34. Section 427 of the Act provides that on hearing a liquidation Petition the court may dismiss it, or adjourn the hearing conditionally or unconditionally, or make any interim order, or any other order that it thinks fit, but the court shall not refuse to make a winding-up order on the ground only that the assets of the company have been mortgaged to an amount equal to or in excess of those assets or that the company has no assets. The discretion that the court enjoys in this regard is not unlimited. It has to be excised judiciously. By way of analogy, the procedure for liquidation is regulated by the provisions of the Act. Section 427 vests a court with power to liquidate a company. This authority is discretionary. As Caney J said in Rosenbach & Co (Pty) Ltd v Singh's Bazaar (Pty) Ltd;[8]
“The Court has a discretion to refuse a winding-up order …but it is one which is limited where a creditor has a debt which the company cannot pay; in such a case the creditor is entitled, ex debito justitiae, to a winding-up order.”
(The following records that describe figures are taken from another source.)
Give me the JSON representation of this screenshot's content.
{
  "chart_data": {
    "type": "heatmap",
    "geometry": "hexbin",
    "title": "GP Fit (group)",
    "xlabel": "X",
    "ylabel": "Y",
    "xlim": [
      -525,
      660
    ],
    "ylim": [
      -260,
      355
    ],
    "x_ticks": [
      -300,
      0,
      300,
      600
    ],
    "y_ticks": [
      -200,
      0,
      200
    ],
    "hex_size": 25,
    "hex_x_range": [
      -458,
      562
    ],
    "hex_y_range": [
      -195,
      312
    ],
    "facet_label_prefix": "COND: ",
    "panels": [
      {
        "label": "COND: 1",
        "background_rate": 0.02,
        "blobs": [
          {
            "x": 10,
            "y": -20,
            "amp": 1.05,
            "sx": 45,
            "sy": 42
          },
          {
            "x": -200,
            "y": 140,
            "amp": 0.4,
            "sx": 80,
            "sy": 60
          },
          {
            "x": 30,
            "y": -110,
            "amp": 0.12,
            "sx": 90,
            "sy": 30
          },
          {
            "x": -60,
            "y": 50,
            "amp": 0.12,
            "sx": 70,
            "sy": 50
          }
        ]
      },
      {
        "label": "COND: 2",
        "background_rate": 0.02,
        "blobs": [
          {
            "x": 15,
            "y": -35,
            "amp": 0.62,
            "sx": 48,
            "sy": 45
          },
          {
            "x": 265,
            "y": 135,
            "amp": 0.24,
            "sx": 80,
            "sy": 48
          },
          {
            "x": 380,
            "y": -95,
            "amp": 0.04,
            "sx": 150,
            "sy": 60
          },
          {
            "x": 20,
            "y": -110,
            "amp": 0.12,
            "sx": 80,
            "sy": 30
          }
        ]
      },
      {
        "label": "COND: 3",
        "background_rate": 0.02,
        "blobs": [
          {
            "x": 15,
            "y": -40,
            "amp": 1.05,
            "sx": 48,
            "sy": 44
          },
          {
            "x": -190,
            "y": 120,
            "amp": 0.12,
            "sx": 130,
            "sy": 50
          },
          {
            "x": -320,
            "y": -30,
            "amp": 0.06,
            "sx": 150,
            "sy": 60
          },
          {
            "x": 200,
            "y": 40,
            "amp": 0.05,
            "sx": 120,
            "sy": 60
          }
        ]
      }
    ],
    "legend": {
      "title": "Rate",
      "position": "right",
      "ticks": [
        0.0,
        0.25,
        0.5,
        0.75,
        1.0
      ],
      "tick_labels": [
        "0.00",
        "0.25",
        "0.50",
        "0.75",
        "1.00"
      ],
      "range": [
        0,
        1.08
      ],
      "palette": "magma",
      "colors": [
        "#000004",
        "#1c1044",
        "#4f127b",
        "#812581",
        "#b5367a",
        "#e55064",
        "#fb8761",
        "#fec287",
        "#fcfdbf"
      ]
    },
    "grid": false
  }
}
35. The court must thus have regard to a number of diverse and contrasting factors before reaching an ultimate conclusion. Even though the list of considerations is not exhaustive, the court is required to consider the effect of the order on the debtor, secured creditors and other debtor’s creditors. The court must balance these conflicting interests. Applying the considerations discussed above to the facts of this case, it is my finding that the Petitioner has met the threshold for the court to grant the prayers sought. Accordingly, I allow the Petition and make the following orders: -
a. That a Liquidation Order be and is hereby issued in respect of Kenya Artisans Limited.
b.Thatthe Official Liquidator be and is hereby appointed to take over management of Kenya Artisans Limited.
c.Thatthe costs of these proceedings shall be costs in the liquidation of the company.
Orders accordingly
SIGNED AND DATED AT NAIROBI THIS 18TH DAY OF JUNE, 2021
John M. Mativo
Judge
[1] Cap 486, Laws of Kenya (Repealed).
[2] Act No. 18 of 2015.
[3] {2020} e KLR.
[4] {2020} e KLR.
[5] Insolvency Petition No. E003 of 2020
[6] Keay A “Balancing interests in bankruptcy law” (2001) Comm L World Rev 206 at 208.
[7] {2001} LLR 4837 (CAK).
[8] Rosenbach & Co (Pty) Ltd v Singh’s Bazzar (Pty) Ltd 1962 (4) SA 593 (D) at 597 E-F.